VwGH 93/08/0018

VwGH93/08/001811.5.1993

Der Verwaltungsgerichtshof hat durch den Vorsitzenden Senatspräsident Dr. Liska und die Hofräte Dr. Knell und Dr. Müller als Richter, im Beisein der Schriftführerin Mag. Schwächter, über die Beschwerde des G in T, vertreten durch Dr. H, Rechtsanwalt in W, gegen den Bescheid des Landeshauptmannes von Niederösterreich vom 10. Dezember 1992, Zl. VII/2-5320/5-1992, betreffend Herstellung des gesetzlichen Zustandes gemäß § 101 ASVG (mitbeteiligte Partei: Allgemeine Unfallversicherungsanstalt in Wien), zu Recht erkannt:

Normen

ASVG §101;
ASVG §354 Z1;
ASVG §354;
ASVG §355;
ASVG §412;
ASVG §101;
ASVG §354 Z1;
ASVG §354;
ASVG §355;
ASVG §412;

 

Spruch:

Der angefochtene Bescheid wird wegen Rechtswidrigkeit infolge Unzuständigkeit der belangten Behörde aufgehoben.

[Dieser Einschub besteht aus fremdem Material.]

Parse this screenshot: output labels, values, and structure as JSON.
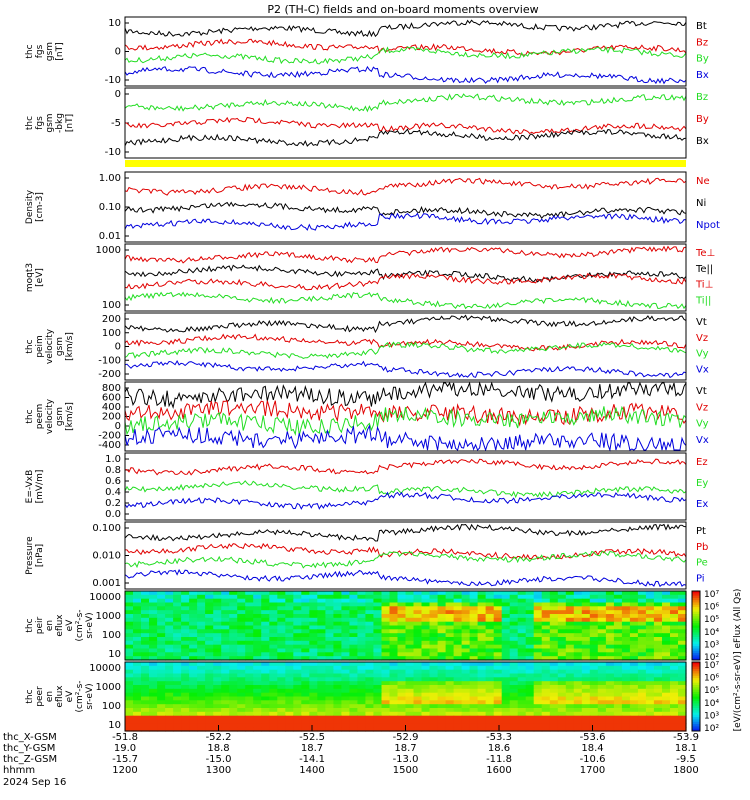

Der Bund (Bundesminister für Arbeit und Soziales) hat dem Beschwerdeführer Aufwendungen in der Höhe von S 11.120,-- binnen zwei Wochen bei sonstiger Exekution zu ersetzen.

Das Kostenmehrbegehren wird abgewiesen.

Begründung

Mit rechtskräftigem Bescheid der mitbeteiligten Partei vom 26. November 1991 wurde der Unfall des Beschwerdeführers vom 10. Mai 1991 als Arbeitsunfall anerkannt und ihm ab 2. September 1991 bis auf weiteres eine vorläufige Versehrtenrente im Ausmaß vom 20 % der Vollrente zugesprochen.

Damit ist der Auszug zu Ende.